Além das notas de Hélio Guimarães, esta nova edição de Papéis Avulsos ainda conta com um brilhante prefácio de John Gledson (Doutor pela Universidade de Princeton), notas de Machado de Assis sobre seus contos, Preâmbulo a “Na arca”, cronologia e uma lista de sugestão de leituras relacionadas. Nos mesmos moldes da edição de O Amante de Lady Chatterley, é o equivalente a um DVD recheado de extras, que enriquecem infinitamente a leitura.
E sim, tem a capa laranja linda no padrão da Penguin na década de 30.
Ok, falamos sobre os extras, vamos ao texto. Nesta edição, os contos estão em ordem cronológica, de acordo com as datas em que foram publicados em revistase jornais para os quais Machado escrevia. É curioso saber que alguns deles o escritor acabou optando por assinar com um pseudônimo (caso de A chinela turca e A arca).
Papéis Avulsos vem cheio daquele Machado que nossos professores não cansavam de repetir no cursinho, a ironia no máximo e aquelas interrupções para conversar com o leitor, por exemplo. Mas o que mais chama a atenção nestes 12 contos que fazem parte da coletânea é como muitos deles ainda são atuais, mesmo quando se situam tão bem no Rio de Janeiro do século XIX. O leitor vê um espaço dominado por casas iluminadas por velas, personagens seguindo uma rotina que hoje em dia já não existe. Mas o interior do texto não envelheceu nem um ano sequer.
O destaque de Papéis Avulsos é sem sombra de dúvidas O Alienista, que muitas pessoas discutem tratar-se de uma novela e não um conto, mas para essa discussão gosto do que fala Machado já na Advertência que abre o livro: “Direi somente que se há aqui páginas que parecem meros contos, e outras que não o são, defendo-me das segundas com dizer que os leitores das outras podem achar nelas algum interesse (…)“. Algum interesse é uma forma até modesta de falar dessa genial história que a todo momento levanta a questão da loucura, do que é ser louco e o que é o normal. Dr. Simão Bacamarte está sem dúvida na galeria das grandes personagens da literatura brasileira.
Ainda sobre a atualidade do texto de Machado, temos o ótimo A Teoria do Medalhão, com a conversa de pai para filho mais irônica que lembro de ter lido. Os conselhos do pai causam graça porque muito do que é dito ali se encaixa no que se vê nos dias atuais. São pequenos detalhes e passagens, características de personagens que dão esse tom, como também se pode ver em A sereníssima república.

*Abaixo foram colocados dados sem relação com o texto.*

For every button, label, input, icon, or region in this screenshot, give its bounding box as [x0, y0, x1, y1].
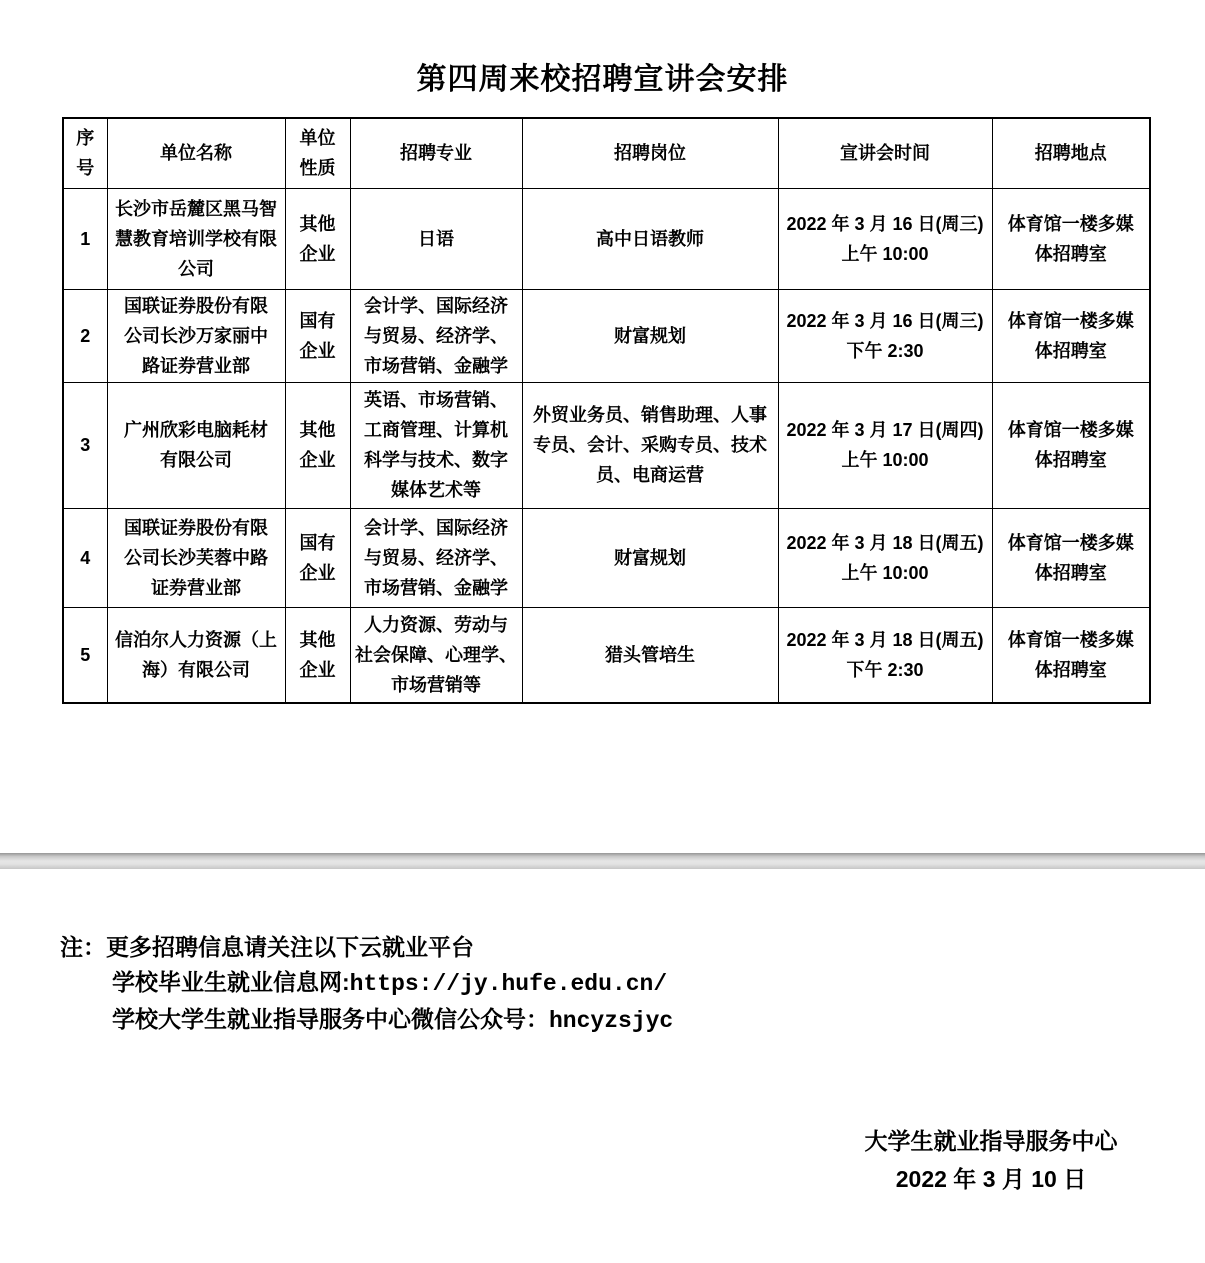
cell-index: 1 — [63, 188, 107, 289]
header-cell-majors: 招聘专业 — [350, 118, 522, 188]
note-line-2-url: https://jy.hufe.edu.cn/ — [350, 971, 667, 997]
cell-company: 国联证券股份有限 公司长沙芙蓉中路 证券营业部 — [107, 508, 285, 607]
note-line-3: 学校大学生就业指导服务中心微信公众号：hncyzsjyc — [60, 1002, 673, 1039]
note-line-1: 注：更多招聘信息请关注以下云就业平台 — [60, 930, 673, 965]
cell-company: 信泊尔人力资源（上 海）有限公司 — [107, 607, 285, 703]
table-row: 1长沙市岳麓区黑马智 慧教育培训学校有限 公司其他 企业日语高中日语教师2022… — [63, 188, 1150, 289]
table-row: 4国联证券股份有限 公司长沙芙蓉中路 证券营业部国有 企业会计学、国际经济 与贸… — [63, 508, 1150, 607]
header-cell-location: 招聘地点 — [992, 118, 1150, 188]
cell-index: 4 — [63, 508, 107, 607]
table-header: 序 号单位名称单位 性质招聘专业招聘岗位宣讲会时间招聘地点 — [63, 118, 1150, 188]
cell-time: 2022 年 3 月 18 日(周五) 下午 2:30 — [778, 607, 992, 703]
cell-type: 国有 企业 — [285, 508, 350, 607]
cell-positions: 财富规划 — [522, 508, 778, 607]
cell-location: 体育馆一楼多媒 体招聘室 — [992, 508, 1150, 607]
cell-time: 2022 年 3 月 18 日(周五) 上午 10:00 — [778, 508, 992, 607]
header-cell-positions: 招聘岗位 — [522, 118, 778, 188]
cell-company: 国联证券股份有限 公司长沙万家丽中 路证券营业部 — [107, 289, 285, 382]
note-line-2-label: 学校毕业生就业信息网: — [112, 969, 350, 995]
signature-org: 大学生就业指导服务中心 — [843, 1122, 1139, 1160]
table-row: 5信泊尔人力资源（上 海）有限公司其他 企业人力资源、劳动与 社会保障、心理学、… — [63, 607, 1150, 703]
note-line-3-value: hncyzsjyc — [549, 1008, 673, 1034]
cell-majors: 会计学、国际经济 与贸易、经济学、 市场营销、金融学 — [350, 508, 522, 607]
signature-date: 2022 年 3 月 10 日 — [843, 1160, 1139, 1198]
header-cell-company: 单位名称 — [107, 118, 285, 188]
cell-majors: 日语 — [350, 188, 522, 289]
cell-positions: 高中日语教师 — [522, 188, 778, 289]
header-cell-type: 单位 性质 — [285, 118, 350, 188]
cell-type: 其他 企业 — [285, 188, 350, 289]
page-break-separator — [0, 853, 1205, 869]
note-line-2: 学校毕业生就业信息网:https://jy.hufe.edu.cn/ — [60, 965, 673, 1002]
header-cell-time: 宣讲会时间 — [778, 118, 992, 188]
cell-positions: 外贸业务员、销售助理、人事 专员、会计、采购专员、技术 员、电商运营 — [522, 382, 778, 508]
cell-positions: 猎头管培生 — [522, 607, 778, 703]
document-page: { "colors": { "text": "#000000", "backgr… — [0, 0, 1205, 1263]
cell-majors: 人力资源、劳动与 社会保障、心理学、 市场营销等 — [350, 607, 522, 703]
cell-index: 2 — [63, 289, 107, 382]
cell-company: 长沙市岳麓区黑马智 慧教育培训学校有限 公司 — [107, 188, 285, 289]
header-cell-index: 序 号 — [63, 118, 107, 188]
note-block: 注：更多招聘信息请关注以下云就业平台 学校毕业生就业信息网:https://jy… — [60, 930, 673, 1039]
cell-type: 其他 企业 — [285, 607, 350, 703]
signature-block: 大学生就业指导服务中心 2022 年 3 月 10 日 — [843, 1122, 1139, 1198]
cell-type: 国有 企业 — [285, 289, 350, 382]
table-row: 3广州欣彩电脑耗材 有限公司其他 企业英语、市场营销、 工商管理、计算机 科学与… — [63, 382, 1150, 508]
table-row: 2国联证券股份有限 公司长沙万家丽中 路证券营业部国有 企业会计学、国际经济 与… — [63, 289, 1150, 382]
table-body: 1长沙市岳麓区黑马智 慧教育培训学校有限 公司其他 企业日语高中日语教师2022… — [63, 188, 1150, 703]
cell-location: 体育馆一楼多媒 体招聘室 — [992, 188, 1150, 289]
cell-majors: 英语、市场营销、 工商管理、计算机 科学与技术、数字 媒体艺术等 — [350, 382, 522, 508]
cell-time: 2022 年 3 月 17 日(周四) 上午 10:00 — [778, 382, 992, 508]
cell-location: 体育馆一楼多媒 体招聘室 — [992, 382, 1150, 508]
cell-majors: 会计学、国际经济 与贸易、经济学、 市场营销、金融学 — [350, 289, 522, 382]
cell-location: 体育馆一楼多媒 体招聘室 — [992, 607, 1150, 703]
cell-positions: 财富规划 — [522, 289, 778, 382]
page-title: 第四周来校招聘宣讲会安排 — [0, 54, 1205, 98]
cell-time: 2022 年 3 月 16 日(周三) 下午 2:30 — [778, 289, 992, 382]
cell-time: 2022 年 3 月 16 日(周三) 上午 10:00 — [778, 188, 992, 289]
schedule-table: 序 号单位名称单位 性质招聘专业招聘岗位宣讲会时间招聘地点 1长沙市岳麓区黑马智… — [62, 117, 1151, 704]
cell-index: 5 — [63, 607, 107, 703]
cell-type: 其他 企业 — [285, 382, 350, 508]
cell-location: 体育馆一楼多媒 体招聘室 — [992, 289, 1150, 382]
cell-company: 广州欣彩电脑耗材 有限公司 — [107, 382, 285, 508]
table-header-row: 序 号单位名称单位 性质招聘专业招聘岗位宣讲会时间招聘地点 — [63, 118, 1150, 188]
note-line-3-label: 学校大学生就业指导服务中心微信公众号： — [112, 1006, 549, 1032]
cell-index: 3 — [63, 382, 107, 508]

Outro conto que chama a atenção é Na Arca, que Machado escreve como se fosse um trecho retirado da Bíblia (três capítulos inéditos do Gênesis). Fico pensando na coragem do escritor de publicar algo envolvendo personagens bíblicos naqueles tempos – já que mesmo nos dias de hoje envolver religião mesmo que como alegoria ainda possa causar dores de cabeças para autores. E o melhor é que o texto é engraçadíssimo, e muito bom.
Na realidade, toda a coletânea apresenta textos de bons para excelentes. Alguns podem passar meio batido em uma primeira leitura, como D. Benedita, mas aí a questão das notas acabam melhorando a leitura. Valeu a pena reler alguns e conhecer outros, ainda mais com todo esse cuidado desta nova edição. Foi quase como reencontrar um velho amigo depois de anos, e ver o quanto ele melhorou com o passar do tempo.